By decision filed June 25, 1991 the Board reversed, holding that Belmonte’s November 6, 1987 report should be considered a request to reopen the two 1981 cases less than seven years after the date of the accident, that Workers’ Compensation Law § 25-a does not apply and that the Special Fund should be discharged. On July 24, 1991, Reliance Insurance Company, the employer’s workers’ compensation insurance carrier with respect to the two 1981 cases, sought full Board review of the June 25, 1991 Board decision upon the grounds that Reliance never received a copy of the Special Fund’s appeal of the March 1, 1991 decision of the WCLJ and that Belmonte’s November 6, 1987 report was insufficient to constitute an application to reopen; as a result, Reliance argues that the case was not reopened within the seven-year period set forth in Workers’ Compensation Law § 25-a (1). By decision filed July 23, 1992, the request for full Board review was denied and the Board supplemented its June 25, 1991 decision with a finding, inter alia, that "Belmonte’s 11/06/87 report, in referring to a chronic condition over 18 years, certainly includes the two accidents of 1981 which resulted in the claimant having back surgery in 01/82”. The employer and Reliance appeal.

As a preliminary matter, it is uncontroverted that the Special Fund served the employer, who was self-insured at the time of the March 1, 1991 WCLJ’s decision, with its March 11, 1991 application for Board review by service upon the employer’s authorized agent, Fred S. James & Company. Although it appears that Reliance, not involved in the 1987 claim, was not initially provided with notice of the Special Fund’s appeal, under Workers’ Compensation Law § 54 (2) the employer’s knowledge is imputed to the carrier (cf., Matter of Nebenhaus v Lydmark Corp., 79 AD2d 804). Further, any claimed prejudice to Reliance was eliminated by the Board’s reconsideration of the appeal, following receipt of Reliance’s detailed submission, and the Board’s additional findings on the issue of whether Belmonte’s November 6, 1987 report could be considered a request to reopen the two 1981 cases.

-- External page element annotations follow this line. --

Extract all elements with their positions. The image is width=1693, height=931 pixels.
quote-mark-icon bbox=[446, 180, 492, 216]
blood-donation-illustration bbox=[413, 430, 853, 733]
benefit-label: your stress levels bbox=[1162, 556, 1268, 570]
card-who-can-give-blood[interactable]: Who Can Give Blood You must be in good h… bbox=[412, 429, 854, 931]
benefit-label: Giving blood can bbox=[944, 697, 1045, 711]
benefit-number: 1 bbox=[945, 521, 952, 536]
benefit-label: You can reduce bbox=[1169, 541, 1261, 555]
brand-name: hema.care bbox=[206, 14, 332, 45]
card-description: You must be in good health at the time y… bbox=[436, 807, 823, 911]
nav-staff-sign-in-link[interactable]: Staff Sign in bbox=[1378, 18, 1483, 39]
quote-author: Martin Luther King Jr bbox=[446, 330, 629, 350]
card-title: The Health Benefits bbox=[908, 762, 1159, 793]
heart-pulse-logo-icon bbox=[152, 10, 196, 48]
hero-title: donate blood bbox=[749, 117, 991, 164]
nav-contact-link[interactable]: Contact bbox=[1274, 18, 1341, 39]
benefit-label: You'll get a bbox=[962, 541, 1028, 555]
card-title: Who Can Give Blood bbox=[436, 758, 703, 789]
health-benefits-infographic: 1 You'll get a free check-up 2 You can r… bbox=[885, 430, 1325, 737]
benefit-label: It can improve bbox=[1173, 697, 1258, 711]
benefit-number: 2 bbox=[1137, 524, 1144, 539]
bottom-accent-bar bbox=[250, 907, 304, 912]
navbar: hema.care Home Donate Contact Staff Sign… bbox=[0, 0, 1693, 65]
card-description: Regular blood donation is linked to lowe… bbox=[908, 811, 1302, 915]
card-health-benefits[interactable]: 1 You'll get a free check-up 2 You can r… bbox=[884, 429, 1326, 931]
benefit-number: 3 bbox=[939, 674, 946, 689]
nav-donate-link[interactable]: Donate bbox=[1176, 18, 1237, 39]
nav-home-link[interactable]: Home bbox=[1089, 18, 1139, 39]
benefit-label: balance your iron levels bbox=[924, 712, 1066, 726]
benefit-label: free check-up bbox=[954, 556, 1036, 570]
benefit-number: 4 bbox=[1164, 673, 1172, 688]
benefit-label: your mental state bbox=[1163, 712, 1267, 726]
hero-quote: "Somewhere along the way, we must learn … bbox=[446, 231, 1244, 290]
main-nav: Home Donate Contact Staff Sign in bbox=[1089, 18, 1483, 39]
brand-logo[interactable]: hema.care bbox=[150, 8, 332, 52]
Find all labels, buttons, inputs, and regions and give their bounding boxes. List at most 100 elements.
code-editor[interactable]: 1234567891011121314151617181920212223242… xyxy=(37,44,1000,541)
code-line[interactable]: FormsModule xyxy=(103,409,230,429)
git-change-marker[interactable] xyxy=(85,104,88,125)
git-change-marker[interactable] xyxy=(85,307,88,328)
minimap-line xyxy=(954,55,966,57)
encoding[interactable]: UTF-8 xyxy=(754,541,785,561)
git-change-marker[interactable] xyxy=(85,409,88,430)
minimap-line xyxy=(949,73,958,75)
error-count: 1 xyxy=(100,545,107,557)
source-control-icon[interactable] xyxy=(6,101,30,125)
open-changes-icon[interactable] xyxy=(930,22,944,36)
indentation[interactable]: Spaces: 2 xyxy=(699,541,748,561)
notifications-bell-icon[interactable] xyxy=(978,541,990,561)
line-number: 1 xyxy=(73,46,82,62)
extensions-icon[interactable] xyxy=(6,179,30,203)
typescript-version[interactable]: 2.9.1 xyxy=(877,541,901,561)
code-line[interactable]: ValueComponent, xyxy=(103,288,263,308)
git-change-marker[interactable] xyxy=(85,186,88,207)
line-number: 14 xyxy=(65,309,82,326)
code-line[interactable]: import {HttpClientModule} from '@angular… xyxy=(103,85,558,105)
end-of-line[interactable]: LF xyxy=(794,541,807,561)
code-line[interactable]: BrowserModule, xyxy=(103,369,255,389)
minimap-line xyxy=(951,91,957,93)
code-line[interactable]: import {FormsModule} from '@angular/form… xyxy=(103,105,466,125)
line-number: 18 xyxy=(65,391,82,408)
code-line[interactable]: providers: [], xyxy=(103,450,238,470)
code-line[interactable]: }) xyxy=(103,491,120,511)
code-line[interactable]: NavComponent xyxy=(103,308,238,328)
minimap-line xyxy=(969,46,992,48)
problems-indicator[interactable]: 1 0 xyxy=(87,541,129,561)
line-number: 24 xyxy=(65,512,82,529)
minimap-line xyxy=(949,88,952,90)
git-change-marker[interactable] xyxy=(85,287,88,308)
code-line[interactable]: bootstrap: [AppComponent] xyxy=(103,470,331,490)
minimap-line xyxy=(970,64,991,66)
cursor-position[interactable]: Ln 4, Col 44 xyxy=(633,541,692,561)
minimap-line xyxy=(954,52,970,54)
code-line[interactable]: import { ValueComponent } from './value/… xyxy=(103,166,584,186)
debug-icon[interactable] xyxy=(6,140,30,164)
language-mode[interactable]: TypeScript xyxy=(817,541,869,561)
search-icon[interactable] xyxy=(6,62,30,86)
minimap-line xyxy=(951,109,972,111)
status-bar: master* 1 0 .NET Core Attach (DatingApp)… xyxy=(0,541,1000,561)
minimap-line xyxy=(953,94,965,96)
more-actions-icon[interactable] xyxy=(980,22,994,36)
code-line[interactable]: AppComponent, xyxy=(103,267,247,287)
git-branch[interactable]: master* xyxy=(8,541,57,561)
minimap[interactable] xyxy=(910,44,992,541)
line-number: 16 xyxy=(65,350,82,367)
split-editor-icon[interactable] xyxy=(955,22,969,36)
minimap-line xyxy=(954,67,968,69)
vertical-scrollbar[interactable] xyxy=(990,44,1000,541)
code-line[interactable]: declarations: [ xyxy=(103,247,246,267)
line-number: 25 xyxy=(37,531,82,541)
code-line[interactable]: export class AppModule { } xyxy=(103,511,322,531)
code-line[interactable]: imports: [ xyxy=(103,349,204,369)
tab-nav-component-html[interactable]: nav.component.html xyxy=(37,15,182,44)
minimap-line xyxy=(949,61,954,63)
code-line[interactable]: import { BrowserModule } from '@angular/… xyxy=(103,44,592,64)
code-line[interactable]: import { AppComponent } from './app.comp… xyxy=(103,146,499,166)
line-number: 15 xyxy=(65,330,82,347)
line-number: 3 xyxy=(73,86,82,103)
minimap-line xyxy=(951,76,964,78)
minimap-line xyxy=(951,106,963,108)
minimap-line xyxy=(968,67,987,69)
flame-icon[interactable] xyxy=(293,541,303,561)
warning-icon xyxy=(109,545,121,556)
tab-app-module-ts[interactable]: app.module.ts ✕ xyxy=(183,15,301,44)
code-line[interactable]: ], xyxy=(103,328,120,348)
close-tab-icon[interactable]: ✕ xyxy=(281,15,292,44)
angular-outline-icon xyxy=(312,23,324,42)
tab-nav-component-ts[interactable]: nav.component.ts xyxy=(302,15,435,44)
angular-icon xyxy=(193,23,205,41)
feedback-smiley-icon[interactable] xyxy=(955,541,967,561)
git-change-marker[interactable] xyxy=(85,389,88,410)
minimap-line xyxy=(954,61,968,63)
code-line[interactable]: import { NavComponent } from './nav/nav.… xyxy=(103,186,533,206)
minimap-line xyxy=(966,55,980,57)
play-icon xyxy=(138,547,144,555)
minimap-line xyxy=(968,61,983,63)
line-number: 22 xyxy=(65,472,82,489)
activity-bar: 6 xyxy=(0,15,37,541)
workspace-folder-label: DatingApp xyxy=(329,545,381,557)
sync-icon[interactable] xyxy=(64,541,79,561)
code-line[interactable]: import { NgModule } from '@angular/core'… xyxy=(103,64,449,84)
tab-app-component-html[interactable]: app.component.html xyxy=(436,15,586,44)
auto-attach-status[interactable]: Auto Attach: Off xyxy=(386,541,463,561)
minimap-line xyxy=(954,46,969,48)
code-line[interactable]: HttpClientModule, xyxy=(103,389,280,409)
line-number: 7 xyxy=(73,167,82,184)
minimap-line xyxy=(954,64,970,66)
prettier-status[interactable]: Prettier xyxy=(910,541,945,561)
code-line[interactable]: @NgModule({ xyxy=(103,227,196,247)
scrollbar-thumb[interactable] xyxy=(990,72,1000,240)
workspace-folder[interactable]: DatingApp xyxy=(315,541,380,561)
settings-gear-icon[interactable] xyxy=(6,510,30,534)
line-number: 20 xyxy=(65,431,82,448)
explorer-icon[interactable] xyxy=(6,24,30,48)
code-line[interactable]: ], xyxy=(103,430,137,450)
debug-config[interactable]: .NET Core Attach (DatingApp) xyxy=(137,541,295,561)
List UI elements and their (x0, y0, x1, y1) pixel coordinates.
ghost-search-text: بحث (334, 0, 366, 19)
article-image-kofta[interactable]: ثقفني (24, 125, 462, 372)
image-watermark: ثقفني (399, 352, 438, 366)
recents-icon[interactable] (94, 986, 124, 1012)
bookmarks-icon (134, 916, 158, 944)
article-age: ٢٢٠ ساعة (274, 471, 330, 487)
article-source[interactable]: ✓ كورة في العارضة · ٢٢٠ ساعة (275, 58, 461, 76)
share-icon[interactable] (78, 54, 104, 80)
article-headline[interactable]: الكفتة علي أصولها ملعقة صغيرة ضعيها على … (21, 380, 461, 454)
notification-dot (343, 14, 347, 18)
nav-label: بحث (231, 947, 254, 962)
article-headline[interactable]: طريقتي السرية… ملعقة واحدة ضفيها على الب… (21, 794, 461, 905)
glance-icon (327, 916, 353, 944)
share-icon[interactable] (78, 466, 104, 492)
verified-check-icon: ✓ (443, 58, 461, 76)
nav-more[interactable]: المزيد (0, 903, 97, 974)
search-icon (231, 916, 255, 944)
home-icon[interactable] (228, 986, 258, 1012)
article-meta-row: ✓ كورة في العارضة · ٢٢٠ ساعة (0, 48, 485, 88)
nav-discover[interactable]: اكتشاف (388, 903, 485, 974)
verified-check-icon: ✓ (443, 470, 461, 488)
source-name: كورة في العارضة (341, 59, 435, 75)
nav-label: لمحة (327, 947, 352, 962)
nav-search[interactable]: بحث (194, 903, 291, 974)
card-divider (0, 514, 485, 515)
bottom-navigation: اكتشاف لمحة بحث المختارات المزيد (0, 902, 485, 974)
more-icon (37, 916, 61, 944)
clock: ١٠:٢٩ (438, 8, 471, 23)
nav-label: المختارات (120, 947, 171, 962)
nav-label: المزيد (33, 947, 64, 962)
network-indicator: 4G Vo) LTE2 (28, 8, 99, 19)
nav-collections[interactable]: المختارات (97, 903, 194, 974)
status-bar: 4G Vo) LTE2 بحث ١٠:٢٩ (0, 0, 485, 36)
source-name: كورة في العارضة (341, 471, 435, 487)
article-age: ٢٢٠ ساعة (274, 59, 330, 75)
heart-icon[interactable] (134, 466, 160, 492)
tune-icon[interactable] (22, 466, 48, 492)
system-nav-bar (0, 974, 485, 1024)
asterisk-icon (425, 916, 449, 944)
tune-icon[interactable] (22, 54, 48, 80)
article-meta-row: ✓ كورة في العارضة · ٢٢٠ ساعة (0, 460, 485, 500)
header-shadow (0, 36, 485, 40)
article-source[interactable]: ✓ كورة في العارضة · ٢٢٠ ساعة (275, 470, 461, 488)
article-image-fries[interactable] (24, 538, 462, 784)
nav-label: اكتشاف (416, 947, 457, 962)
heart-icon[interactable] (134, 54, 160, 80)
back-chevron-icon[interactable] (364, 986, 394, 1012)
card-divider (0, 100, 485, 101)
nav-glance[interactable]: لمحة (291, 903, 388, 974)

Turning now to the merits, we agree with the Special Fund that there was substantial evidence to support the Board’s factual determination that an application was made to reopen the cases within seven years of the accidents (see, Matter of Kane v Mohawk Data Sciences Corp., 140 AD2d 837; Matter of Felder v City of New York Traffic Law Dept., 110 AD2d 966, lv denied 65 NY2d 611; Matter of Russell v Carborundum, Co., 105 AD2d 541, lv denied 64 NY2d 606). Although Belmonte’s November 6, 1987 report does not make specific reference to the dates of the 1981 accidents, it does refer to the back surgery which was necessitated by the April 7, 1981 accident and states that the 1987 injury was "superimposed upon an 18-19 year history of chronic intermittent low back pain and prior surgery for excision of a disc at the level of L5-S1 in 1981” (emphasis supplied). Under the circumstances, the record provides ample support for the Board’s findings and conclusion that, upon receipt of Belmonte’s report, the employer should have applied to have the two 1981 cases reopened.

Mikoll, J. P., Yesawich Jr., Crew III and Casey, JJ., concur. Ordered that the decisions are affirmed, without costs.